Regroupement de crédits : attention aux publicités mensongères

Écrit le 03/11/2025

En 2024, la DGCCRF a mené une enquête pour vérifier si les pratiques commerciales des professionnels proposant des regroupements de crédits étaient loyales. Sur les 47 professionnels contrôlés, un tiers présentait des anomalies, principalement en raison de mauvaises pratiques publicitaires.

©Adobestock/kerkezz

La situation économique, marquée par l’inflation et un ralentissement de la croissance, a conduit à une augmentation des cas de surendettement parmi les ménages. Face à cette situation, certains cherchent à regrouper leurs crédits afin de réduire leurs mensualités de remboursement, quitte à prolonger leur durée et à accroitre leur dette totale. Or, la fragilité de ces ménages endettés les rend d’autant plus vulnérables aux abus.

Publicités ciblant les ménages en difficulté

C’est pourquoi la DGCCRF a mené une enquête auprès des professionnels proposant des regroupements de crédits. Les objectifs principaux des enquêteurs étaient de :

  • vérifier que les opérations de regroupement de crédits étaient conformes et loyales, en particulier s’agissant des publicités ciblant les ménages en difficulté ;
  • vérifier la manière dont les dossiers individuels étaient analysés, qu’ils aboutissent ou non à un regroupement de crédits.

Les enquêteurs se sont surtout intéressés aux intermédiaires en opérations de banque et services de paiement, qui mettent en relation les emprunteurs et les prêteurs. Sur les 47 professionnels contrôlés, un tiers présentait des anomalies, principalement en raison de mauvaises pratiques publicitaires. Les manquements étaient plus ou moins graves. Les plus importants ont donné lieu à neuf sanctions ou injonctions, tandis que 13 avertissements ont été rédigés.

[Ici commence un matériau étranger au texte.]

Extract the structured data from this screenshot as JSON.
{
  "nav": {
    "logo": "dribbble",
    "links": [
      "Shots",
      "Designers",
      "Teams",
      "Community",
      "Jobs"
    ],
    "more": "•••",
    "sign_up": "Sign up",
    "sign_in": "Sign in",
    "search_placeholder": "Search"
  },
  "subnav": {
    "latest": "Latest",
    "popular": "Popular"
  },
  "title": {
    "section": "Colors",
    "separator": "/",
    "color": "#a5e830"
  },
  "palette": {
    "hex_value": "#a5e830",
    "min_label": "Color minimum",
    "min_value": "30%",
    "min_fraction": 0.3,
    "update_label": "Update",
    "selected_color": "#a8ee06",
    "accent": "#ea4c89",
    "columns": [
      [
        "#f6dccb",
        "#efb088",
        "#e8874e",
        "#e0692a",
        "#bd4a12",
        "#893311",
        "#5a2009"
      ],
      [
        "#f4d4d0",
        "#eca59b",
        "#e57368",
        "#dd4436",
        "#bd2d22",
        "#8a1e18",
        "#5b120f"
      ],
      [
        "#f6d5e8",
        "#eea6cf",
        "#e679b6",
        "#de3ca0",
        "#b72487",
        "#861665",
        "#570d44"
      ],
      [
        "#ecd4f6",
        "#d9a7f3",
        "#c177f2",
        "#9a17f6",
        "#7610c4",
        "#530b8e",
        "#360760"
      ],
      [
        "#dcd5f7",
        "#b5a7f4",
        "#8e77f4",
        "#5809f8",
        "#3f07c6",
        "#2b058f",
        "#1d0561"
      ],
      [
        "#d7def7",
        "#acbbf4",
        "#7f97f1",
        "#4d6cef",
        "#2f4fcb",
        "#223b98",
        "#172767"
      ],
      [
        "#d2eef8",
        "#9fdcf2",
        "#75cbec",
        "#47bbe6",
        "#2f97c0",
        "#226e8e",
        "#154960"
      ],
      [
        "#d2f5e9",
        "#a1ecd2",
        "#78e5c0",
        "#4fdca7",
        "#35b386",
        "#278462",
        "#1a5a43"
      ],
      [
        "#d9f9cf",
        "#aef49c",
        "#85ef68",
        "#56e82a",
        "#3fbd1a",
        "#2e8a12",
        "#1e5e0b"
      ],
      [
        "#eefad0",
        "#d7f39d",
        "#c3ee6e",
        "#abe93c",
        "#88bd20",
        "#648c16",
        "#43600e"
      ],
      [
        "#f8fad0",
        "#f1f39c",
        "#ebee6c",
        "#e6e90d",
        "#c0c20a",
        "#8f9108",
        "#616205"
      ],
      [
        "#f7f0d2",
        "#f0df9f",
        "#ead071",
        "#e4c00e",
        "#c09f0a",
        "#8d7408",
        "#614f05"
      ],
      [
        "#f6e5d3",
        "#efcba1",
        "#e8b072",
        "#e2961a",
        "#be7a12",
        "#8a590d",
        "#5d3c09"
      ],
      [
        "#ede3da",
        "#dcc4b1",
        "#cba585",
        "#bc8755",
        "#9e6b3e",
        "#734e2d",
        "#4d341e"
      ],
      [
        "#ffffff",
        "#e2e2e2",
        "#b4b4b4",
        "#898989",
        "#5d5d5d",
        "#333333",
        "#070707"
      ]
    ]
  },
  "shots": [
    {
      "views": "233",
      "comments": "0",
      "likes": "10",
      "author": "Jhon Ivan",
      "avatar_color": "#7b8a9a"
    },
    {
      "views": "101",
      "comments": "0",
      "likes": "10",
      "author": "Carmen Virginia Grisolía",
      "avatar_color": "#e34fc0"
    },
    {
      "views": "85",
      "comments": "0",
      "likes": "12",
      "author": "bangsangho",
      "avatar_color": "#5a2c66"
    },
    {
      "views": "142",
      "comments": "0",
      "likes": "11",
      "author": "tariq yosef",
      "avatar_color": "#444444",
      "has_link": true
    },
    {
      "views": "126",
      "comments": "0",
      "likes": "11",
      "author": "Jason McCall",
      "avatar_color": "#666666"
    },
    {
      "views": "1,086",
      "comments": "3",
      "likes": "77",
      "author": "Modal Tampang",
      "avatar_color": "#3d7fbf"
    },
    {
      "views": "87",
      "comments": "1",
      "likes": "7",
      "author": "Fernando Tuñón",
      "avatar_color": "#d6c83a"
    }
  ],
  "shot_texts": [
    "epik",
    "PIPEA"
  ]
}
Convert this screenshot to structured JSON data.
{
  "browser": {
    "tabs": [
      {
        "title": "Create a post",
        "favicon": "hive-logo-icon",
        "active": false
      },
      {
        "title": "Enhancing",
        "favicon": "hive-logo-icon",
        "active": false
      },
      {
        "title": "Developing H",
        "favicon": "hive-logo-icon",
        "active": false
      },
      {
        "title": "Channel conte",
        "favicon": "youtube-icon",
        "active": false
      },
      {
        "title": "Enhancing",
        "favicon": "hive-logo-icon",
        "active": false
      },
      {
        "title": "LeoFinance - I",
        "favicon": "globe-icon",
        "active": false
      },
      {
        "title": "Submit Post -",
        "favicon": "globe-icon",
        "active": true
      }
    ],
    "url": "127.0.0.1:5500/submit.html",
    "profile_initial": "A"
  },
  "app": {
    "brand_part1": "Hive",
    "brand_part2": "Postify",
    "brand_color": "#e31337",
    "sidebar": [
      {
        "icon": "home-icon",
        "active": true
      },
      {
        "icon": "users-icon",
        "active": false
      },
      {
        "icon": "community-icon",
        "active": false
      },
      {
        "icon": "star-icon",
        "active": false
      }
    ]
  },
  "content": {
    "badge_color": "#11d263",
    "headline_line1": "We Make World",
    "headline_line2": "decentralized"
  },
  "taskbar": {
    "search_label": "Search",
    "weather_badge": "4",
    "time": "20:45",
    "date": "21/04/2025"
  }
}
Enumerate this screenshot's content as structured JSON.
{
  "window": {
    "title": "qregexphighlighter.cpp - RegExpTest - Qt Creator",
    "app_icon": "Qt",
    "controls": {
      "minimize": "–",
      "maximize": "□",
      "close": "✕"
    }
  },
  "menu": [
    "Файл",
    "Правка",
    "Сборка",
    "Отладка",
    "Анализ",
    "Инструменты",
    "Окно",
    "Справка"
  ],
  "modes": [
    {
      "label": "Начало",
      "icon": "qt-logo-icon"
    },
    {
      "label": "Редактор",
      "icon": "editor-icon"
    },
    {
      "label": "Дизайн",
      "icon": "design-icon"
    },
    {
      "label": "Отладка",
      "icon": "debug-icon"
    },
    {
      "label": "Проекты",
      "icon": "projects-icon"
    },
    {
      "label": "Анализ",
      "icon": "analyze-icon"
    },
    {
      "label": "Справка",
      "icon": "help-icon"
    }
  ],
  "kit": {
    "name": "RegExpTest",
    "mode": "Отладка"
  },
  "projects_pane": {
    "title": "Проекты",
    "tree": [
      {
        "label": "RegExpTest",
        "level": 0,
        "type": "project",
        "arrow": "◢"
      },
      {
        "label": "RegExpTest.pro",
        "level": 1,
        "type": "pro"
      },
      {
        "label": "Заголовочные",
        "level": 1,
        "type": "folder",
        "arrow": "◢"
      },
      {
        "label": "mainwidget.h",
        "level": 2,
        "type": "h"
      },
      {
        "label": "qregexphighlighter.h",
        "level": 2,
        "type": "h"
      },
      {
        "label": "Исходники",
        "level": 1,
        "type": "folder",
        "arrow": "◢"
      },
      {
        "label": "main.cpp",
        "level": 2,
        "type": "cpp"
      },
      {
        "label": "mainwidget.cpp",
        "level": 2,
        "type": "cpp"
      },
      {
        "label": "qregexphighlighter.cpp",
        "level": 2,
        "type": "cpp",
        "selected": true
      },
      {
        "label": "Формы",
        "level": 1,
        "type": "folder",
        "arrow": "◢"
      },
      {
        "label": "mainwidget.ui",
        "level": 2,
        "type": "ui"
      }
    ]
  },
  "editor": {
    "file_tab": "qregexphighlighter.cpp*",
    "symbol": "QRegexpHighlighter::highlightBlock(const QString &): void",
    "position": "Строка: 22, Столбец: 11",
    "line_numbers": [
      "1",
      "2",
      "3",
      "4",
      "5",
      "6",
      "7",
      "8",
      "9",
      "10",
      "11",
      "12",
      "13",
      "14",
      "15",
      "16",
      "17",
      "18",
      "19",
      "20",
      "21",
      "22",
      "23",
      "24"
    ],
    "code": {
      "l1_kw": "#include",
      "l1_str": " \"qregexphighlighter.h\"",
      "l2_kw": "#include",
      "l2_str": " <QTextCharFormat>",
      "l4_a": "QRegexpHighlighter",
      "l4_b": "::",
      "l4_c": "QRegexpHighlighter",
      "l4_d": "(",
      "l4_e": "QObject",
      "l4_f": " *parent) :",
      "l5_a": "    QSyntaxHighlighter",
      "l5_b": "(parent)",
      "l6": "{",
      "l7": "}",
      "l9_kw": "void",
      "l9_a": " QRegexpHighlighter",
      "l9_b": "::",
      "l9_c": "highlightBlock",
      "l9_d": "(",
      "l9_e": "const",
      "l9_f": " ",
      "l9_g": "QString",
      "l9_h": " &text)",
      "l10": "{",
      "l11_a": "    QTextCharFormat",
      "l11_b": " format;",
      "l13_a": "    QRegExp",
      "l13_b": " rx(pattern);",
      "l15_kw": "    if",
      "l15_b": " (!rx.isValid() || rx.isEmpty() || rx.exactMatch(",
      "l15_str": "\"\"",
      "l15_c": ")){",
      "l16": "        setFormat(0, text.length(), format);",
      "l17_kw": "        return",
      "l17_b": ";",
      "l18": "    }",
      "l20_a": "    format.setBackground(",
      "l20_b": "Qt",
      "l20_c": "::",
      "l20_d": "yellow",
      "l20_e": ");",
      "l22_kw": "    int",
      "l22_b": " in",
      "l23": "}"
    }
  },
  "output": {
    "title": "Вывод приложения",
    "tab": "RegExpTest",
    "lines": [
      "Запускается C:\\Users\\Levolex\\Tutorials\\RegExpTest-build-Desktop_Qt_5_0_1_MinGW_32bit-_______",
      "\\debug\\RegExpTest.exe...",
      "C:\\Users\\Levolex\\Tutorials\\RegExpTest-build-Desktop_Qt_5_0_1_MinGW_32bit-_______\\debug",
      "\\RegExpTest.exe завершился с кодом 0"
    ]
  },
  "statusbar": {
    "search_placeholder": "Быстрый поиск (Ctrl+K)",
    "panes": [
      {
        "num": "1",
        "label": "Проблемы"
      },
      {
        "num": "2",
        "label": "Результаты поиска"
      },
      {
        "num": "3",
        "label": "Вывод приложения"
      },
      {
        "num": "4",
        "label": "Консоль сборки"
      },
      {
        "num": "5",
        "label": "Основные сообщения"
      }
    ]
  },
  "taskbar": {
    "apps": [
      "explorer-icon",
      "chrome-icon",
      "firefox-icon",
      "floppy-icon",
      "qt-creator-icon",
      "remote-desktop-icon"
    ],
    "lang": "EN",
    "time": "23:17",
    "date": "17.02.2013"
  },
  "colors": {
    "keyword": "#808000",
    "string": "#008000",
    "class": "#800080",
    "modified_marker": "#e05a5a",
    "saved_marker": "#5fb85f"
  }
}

Des irrégularités récurrentes dans les publicités

La plupart des irrégularités relevées par les enquêteurs concernaient l'information des consommateurs et les publicités pour le regroupement de crédits.

Certains flyers publicitaires, publications sur les réseaux sociaux ou encore des articles sur des sites internet pouvaient ainsi laisser penser que l’opération de regroupement de crédits allait améliorer la situation financière du ménage ou augmenter ses ressources ; par  exemple : « Améliorez votre budget », « Gagnez du temps et de l’argent », « le regroupement de crédits vous permet d’optimiser votre situation financière pour financer de nouveaux projets », « le rachat de crédit à la consommation vous permet de réaliser des économies importantes », « le rachat de crédit est la solution qui permet de retrouver un budget léger et équilibré »… D’autres publicités présentaient le regroupement de crédits comme une solution d’épargne ou comme un moyen de bénéficier d’une réserve d’argent sans frais ou pouvait se réveler trompeuses en presentant les taux d’intérêts proposés comme « historiquement bas ».

De plus, de nombreux documents publicitaires se limitaient à comparer le montant des mensualités sans comparer les montants totaux dus, une indication obligatoire permettant de prendre conscience de l’augmentation de la dette globale. De même la mention, « Un crédit vous engage et doit être remboursé. Vérifiez vos capacités de remboursement avant de vous engager », elle aussi obligatoire, ne figurait pas toujours.

Des clauses abusives ont également été relevées concernant les frais de recouvrement ou la rémunération du courtier. Par ailleurs, l’information des consommateurs sur la possibilité de s’inscrire gratuitement sur Bloctel pour éviter le démarchage téléphonique, était parfois absente dans les documents, alors qu’elle est obligatoire.

Selon leur gravité, les manquements relevés ont conduit à 13 avertissements, six injonctions (mentions interdites ou absentes, pratiques trompeuses…) et trois procès-verbaux (mentions interdites et absence de comparaison des montants totaux).

L’ajout d’une ligne de trésorerie : une pratique à surveiller

Les enquêteurs ont aussi remarqué que les emprunteurs étaient souvent poussés par leur courtier à ajouter une « ligne de trésorerie », c’est-à-dire à emprunter davantage que ce qui était nécessaire pour regrouper les crédits afin de pouvoir disposer d’une réserve d’argent. Bien que cette pratique ne soit pas illégale en elle-même, elle augmente l’endettement total et devient illégale si elle est une condition pour obtenir le prêt.

Une bonne connaissance de la réglementation

L’enquête a par ailleurs confirmé que les professionnels contrôlés avaient une bonne maîtrise de la réglementation. Les courtiers contrôlés réalisaient bien une étude approfondie de la situation financière des emprunteurs et vérifiaient bien leur capacité à rembourser en recoupant suffisamment de documents sur leurs revenus et dépenses. De même, les informations données aux emprunteurs avant la signature du contrat étaient généralement conformes à la loi.